Helmut Kassner / 21.02.2022

Es ist eben so, dass staatliche Institutionen und nicht nur die, den Drang haben sich „aufzublähen“. Selbst in Zeiten wo Sparsamkeit angezeigt wäre wird erweitert wo es geht. Der Erweiterungsbau Kanzleramt, das Parlament, die Ausrichtung der Ministerien nach der Regierungsbildung usw. und je ideologiegesteuerter die Mächtigen sind, desto größer ist deren Erweiterungsdrang. Die Grünen an der Macht und schon sind alle Sonntagsreden dieser Clique vergessen. Und natürlich gibt sich auch die Exkanzlerin nicht mit den bisher gegebenen Zuwendungen für solche Personen zufrieden es muss mehr sein. Die Ausplünderung des Volkes schreitet fort. Und das Volk will es letztlich auch. Also haut rein Ihr Mächtigen, langt zu wo es nur geht.

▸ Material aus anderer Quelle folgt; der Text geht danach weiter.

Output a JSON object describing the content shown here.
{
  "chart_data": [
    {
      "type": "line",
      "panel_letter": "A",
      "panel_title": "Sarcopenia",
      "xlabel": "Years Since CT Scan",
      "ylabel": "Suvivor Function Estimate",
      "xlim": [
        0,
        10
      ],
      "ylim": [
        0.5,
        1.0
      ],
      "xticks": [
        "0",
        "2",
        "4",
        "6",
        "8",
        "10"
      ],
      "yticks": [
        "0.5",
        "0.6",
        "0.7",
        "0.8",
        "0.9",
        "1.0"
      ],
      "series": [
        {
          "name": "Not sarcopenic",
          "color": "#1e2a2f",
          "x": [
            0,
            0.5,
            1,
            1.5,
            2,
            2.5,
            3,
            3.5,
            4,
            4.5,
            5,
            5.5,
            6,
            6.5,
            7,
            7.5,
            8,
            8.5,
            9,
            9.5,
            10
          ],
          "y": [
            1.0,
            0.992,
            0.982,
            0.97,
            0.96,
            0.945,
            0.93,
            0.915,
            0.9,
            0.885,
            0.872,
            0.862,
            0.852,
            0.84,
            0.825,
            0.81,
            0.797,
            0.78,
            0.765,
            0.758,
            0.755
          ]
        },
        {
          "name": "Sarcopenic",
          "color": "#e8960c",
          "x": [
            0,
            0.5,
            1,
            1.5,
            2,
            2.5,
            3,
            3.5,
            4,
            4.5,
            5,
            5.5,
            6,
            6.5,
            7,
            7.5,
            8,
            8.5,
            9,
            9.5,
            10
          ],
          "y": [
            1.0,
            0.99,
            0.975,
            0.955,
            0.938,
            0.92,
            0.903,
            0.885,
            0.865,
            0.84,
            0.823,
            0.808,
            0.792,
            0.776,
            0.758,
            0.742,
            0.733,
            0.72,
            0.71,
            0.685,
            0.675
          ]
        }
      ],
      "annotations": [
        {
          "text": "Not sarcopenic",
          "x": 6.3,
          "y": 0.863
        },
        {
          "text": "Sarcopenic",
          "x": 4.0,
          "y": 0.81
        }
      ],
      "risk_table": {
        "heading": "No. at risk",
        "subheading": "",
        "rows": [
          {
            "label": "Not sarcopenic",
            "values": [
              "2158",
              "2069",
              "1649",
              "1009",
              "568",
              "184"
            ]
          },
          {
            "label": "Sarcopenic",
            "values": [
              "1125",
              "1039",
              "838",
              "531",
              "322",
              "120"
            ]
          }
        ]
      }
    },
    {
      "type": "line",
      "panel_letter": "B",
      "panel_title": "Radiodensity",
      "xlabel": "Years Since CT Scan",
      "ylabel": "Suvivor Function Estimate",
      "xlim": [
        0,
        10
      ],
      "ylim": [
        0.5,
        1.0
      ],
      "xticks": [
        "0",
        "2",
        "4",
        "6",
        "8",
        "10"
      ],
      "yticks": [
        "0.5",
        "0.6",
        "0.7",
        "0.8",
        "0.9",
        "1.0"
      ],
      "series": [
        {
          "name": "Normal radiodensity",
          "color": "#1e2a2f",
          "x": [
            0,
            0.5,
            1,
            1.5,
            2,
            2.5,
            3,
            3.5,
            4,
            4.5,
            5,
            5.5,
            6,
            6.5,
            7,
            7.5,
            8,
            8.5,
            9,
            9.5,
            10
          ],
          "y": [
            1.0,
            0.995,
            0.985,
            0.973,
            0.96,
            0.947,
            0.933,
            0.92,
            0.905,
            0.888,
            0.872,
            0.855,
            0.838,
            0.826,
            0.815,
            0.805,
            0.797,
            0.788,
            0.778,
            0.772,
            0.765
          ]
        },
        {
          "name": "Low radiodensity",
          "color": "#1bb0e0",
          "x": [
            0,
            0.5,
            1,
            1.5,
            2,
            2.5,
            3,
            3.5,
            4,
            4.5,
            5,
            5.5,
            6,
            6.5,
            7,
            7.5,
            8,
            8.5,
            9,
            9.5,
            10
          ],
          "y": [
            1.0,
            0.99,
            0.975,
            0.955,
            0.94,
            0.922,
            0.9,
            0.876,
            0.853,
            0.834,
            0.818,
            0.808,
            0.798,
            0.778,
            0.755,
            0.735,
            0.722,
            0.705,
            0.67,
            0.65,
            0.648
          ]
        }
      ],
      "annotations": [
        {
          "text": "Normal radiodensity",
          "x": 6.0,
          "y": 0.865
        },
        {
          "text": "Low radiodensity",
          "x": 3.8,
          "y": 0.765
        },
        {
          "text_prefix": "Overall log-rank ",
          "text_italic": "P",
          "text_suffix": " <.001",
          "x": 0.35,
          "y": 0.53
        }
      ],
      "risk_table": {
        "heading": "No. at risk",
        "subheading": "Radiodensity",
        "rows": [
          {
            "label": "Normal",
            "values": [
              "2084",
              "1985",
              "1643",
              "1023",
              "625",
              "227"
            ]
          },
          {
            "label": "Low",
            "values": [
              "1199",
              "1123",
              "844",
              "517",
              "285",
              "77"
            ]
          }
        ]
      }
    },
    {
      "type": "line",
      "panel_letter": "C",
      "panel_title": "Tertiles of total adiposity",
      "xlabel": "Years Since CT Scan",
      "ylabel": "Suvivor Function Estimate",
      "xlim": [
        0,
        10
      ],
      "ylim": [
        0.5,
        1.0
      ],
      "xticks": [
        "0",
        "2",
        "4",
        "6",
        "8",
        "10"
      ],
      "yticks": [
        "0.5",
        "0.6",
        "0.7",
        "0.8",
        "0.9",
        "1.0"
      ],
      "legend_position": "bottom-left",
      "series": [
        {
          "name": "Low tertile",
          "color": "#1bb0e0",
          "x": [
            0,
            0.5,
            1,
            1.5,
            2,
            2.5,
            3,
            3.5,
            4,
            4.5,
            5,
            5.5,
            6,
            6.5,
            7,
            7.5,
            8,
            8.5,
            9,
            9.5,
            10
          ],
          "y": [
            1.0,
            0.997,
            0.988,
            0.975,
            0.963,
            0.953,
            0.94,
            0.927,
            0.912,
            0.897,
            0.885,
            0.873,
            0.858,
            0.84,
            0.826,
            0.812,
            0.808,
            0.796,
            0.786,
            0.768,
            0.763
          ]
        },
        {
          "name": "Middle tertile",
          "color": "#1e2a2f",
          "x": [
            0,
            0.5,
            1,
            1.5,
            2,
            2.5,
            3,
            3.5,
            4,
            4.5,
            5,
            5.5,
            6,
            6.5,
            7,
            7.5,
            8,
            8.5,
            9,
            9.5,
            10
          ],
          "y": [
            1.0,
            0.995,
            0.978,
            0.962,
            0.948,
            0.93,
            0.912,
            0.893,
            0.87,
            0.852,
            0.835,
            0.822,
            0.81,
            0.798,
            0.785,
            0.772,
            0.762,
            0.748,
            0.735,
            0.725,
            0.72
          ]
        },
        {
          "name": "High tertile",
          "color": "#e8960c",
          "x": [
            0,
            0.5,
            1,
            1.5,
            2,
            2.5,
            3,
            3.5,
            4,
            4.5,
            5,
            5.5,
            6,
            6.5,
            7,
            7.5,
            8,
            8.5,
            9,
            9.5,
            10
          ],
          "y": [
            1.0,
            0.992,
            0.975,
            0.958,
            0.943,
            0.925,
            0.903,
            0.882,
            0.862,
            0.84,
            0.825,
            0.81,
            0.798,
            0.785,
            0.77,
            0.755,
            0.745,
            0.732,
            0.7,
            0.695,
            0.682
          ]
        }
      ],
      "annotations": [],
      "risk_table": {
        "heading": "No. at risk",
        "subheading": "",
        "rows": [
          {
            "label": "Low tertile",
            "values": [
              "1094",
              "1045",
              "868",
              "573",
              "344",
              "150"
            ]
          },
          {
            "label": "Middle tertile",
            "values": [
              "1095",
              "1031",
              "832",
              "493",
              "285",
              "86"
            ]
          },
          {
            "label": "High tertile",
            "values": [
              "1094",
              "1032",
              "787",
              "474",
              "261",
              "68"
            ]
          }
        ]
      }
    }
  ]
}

Milan Viethen / 21.02.2022

Die Bundeswehr war schon vor Merkel und vdL runtergewirtschaftet . Grundwehrdienst 1994 im KRK-Fernmeldebatallion 950 Andernach . In der Instandsetzung 2 Unimogs, davon einer fahrbereit, weil aus dem zweiten die Teile in den anderen eingebaut wurden . Noch Fragen ?

T. Brecht / 21.02.2022

Die Heeresflugabwehr wurde 2012 aufgelöst. Ich habe anfang der 90er noch dort gedient erst in Rendsburg dann auf dem Flakpanzer-Gepard der mich rein technisch und vom Trefferbild beeindruckt hat so etwas bekommt heute kein deutsches Unternehmen mehr hin. Dafür gibt es eine Armee ohne Flugabwehr da ist doch jeder Soldat Kanonenfutter ich würde allerdings für das heutige Deutschland keinen Finger mehr krummachen und nach Möglichkeit schnellstens überlaufen dann bin ich auf der Gewinnerseite.